Interestingly you could say that people who don’t care about all of this because they know they won’t be burdened by it, also play with the concept of life and death, concluding that what happens after they die is of no concern to them. The biggest problem we face is thus the lack of immediate feedback from a system we (people who do have a sense of what happens after they die) need to protect. It is also a basic good to try to protect that which is today, so a parent that ignores calls for vegetarism, using EVs, solar panels etc. (where they could do something) is simply saying to their kids : “screw you”.

Climate irresponsible parents basically don’t care what happens to their children

Lets say all lives have a price, but price is counted in days of our lives lived in freedom. There’s a lot to say about freedom as wel by the way, because some people use their freedom for good, others use it to damage other lives (like trophy hunters or drug dealers). The ‘utility’ angle towards people however has been tried and resulted in the invention of the term ‘euthenasia’, it is also of decreasing relevance because of AI, robotics and renewables, which combined can provide us with most the things we need, without anybodies assistance.

Say we want to device a control scheme for humanity so we move back towards our 1800 ecological environment. We would like to see :

  • No logging of pristine forrest
  • No hunting or trade in endangered animals
  • No degradation of land used by wild animals
  • No warming of the oceans, no acidification
  • Restoration of forrests, removal of dams
  • Return to 1800 CO2 levels through multiple approaches
    • Use of automated systems for planting/development
    • Use of carbon storing soil techniques
    • Use of renewable energy on land and oceans

Already there are many rules in place that will penalize people for doing damage, but usually it is against economic interests, so you can’t log without a permit, you can’t fish beyond your quotum. Laws are lobbied for and against things by people who do and who don’t give a damn about our futures. A truely active approach in securing life on this planet would involve much more direct intervention in what people try to do when they are either hungry or greedy.

Pricing of resources is not communicating the true cost. They do not regenerate spontaneously

It seems that the economic incentive has to be removed in most cases, and wierdly enough this is again tied in with fossil fuels. This is because if people need money they don’t have their own land to sustain themselves, and they depend on trade to get their food. This involves remote production of what they need, logistics, point of sale, and all these things are fossil fuel dependent (especially in poor countries). So in a way the damage done to nature is fossil fuel induced on every level.

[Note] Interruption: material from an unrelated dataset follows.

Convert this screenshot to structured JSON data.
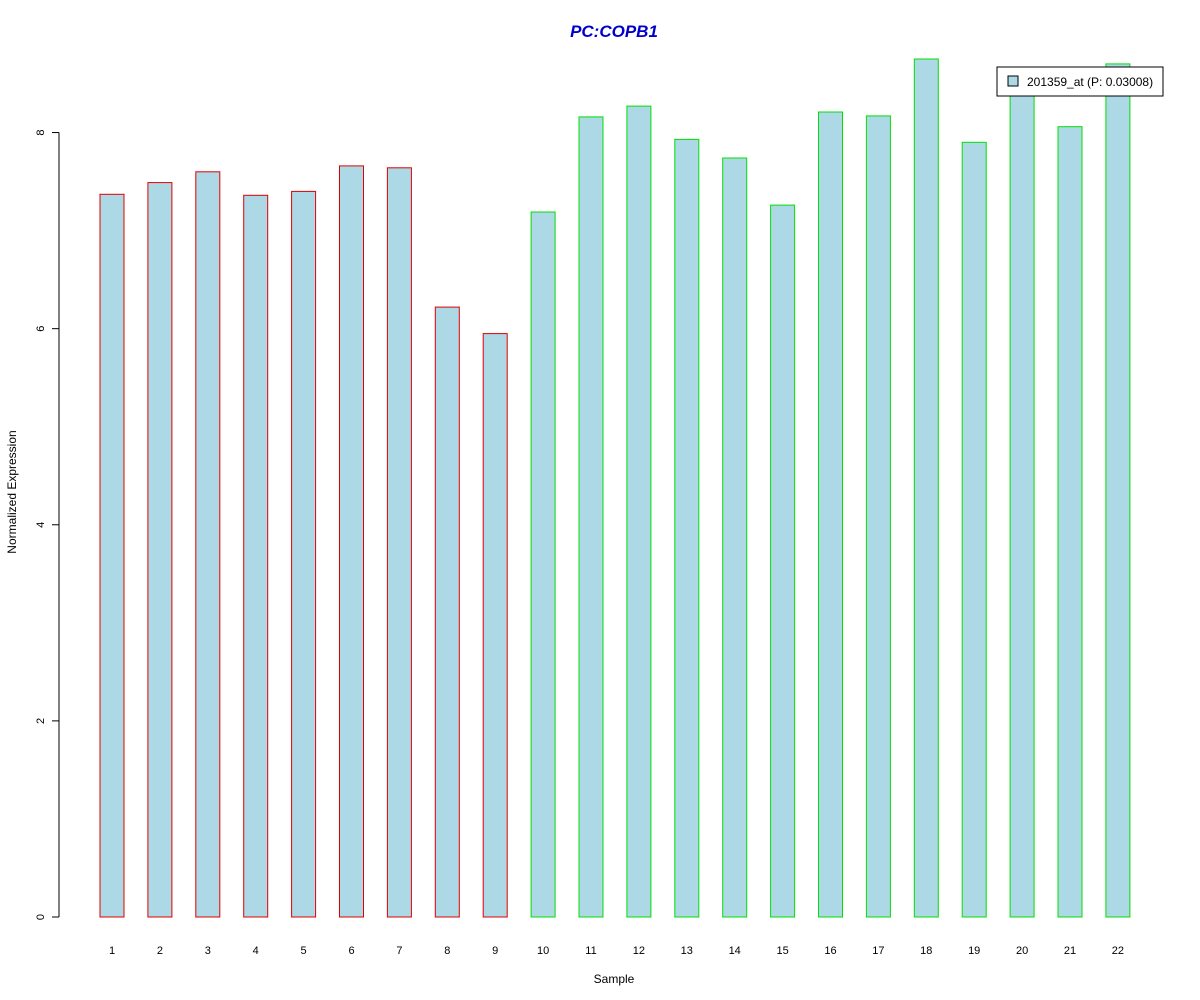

As long as we are locally dependent on remote resources we need money to aquire those resources, and we need to extract that from others through trade

Besides incentivising or disincentivising the activities mentioned above, one should look at developing local support systems that have no fossil energy or banking component. So a solar basic income, communal or owned land for food production worked by people or machines. This removes the need for destructive economic activity.

Help to poor countries now comes as an indirect subsidy to EU or US or Chinese companies. It also means fossil fuel colonization, because once you sell a motorcycle in Africa, the gasoline sales will follow for quite a while. This in turn forces the owner to work for money, and this introduces the western economic system in every activity. The balance between owners and traders is pused to the side of the traders until there are no debt free owners anymore. This maximizes the control of the biggest traders, the banks.

The goal should be to push back from this ownerless situation to one where all things are owned by either local communities or individuals. Those that don’t benefit from or depend on a resource can’t own it. Those that do must own it. We earlier proposed the horizon rule, that no company could be owned by someone living beyond the horizon as seen from its office, or could serve customers beyond the horizon.